Euler's method for linear diophantine equations

This should be extremely easy, but I'm having trouble with something. I'm following C.D. Olds "Continued Fractions" book, pages 43/44.

Consider the equation $8x+5y=81$. We're searching for integer solutions.

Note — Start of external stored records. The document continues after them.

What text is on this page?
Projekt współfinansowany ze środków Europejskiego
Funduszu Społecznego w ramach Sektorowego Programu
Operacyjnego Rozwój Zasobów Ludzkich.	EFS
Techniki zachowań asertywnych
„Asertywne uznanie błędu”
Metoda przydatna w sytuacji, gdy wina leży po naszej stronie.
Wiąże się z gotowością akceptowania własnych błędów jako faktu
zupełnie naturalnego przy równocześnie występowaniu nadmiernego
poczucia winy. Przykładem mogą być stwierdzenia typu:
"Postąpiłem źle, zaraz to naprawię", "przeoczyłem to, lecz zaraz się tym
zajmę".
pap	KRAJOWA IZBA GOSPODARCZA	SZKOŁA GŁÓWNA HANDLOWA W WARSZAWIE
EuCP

We want to find those solutions using Euler's method, that is: let's consider the variable with the smallest coefficient, $y$, and solve for it: $y = \frac{81-8x}{5}$. Let's consider the biggest multiples of 5 contained in 81 and 8: $81=5 \cdot 16+1$ and $8=5\cdot 1 +3$. Therefore, $y = 16 - x + \frac{1-3x}{5}= 16 - x + t$, with $t = \frac{1-3x}{5}$. So, $3x+5t=1$. We have obtained a new equation, where the coefficients are now smaller than those of the original equation. As $x$ and $y$ have to be integers, $t$ has to be an integer.

I'm fine with all that. Now, we should replicate this procedure again. Here's what the author does:

$x=\frac{1-5t}{3}=\frac{1-(2 \cdot 3-1)t}{3}=-2t+\frac{t+1}{3}=-2t+u$. Since $x$ and $t$ are integers, $u$ has to be an integer. We have $x=2-5u$ and $y=8u+13$. By inserting here every possible integer value of $u$, we find the infinite solutions to our equation.

Why do we perform the substitution $5=2 \cdot 3 - 1$ rather than $5=3 \cdot 1 +2$? Shouldn't the second one the one we should be doing, in analogy with the first equation?

Moreover, if we perform the substitution $5= 3\cdot 1 + 2$, we get $x=\frac{1-5t}{3}=\frac{1-(3 \cdot 1+2)t}{3}=-t+\frac{1-2t}{3}=-t+u$, with $u = \frac{1-2t}{3}$. By the same reasoning as before, $u$ has to be an integer. Therefore, $x=\frac{1-5t}{3}=\frac{1-5(\frac{1-3u}{2})}{3}=\frac{-1+5u}{2}$. Which can't be correct: for every integer value of $u$ I should get an integer solution, by setting $u=0$ that's not the case. What's wrong?

EDIT: nothing's wrong. I simply had to take all the integer values of $u$ such that $x$ and $y$ are integers. $u=0$ does not satisfy this requirement. All odd values of $u$ do.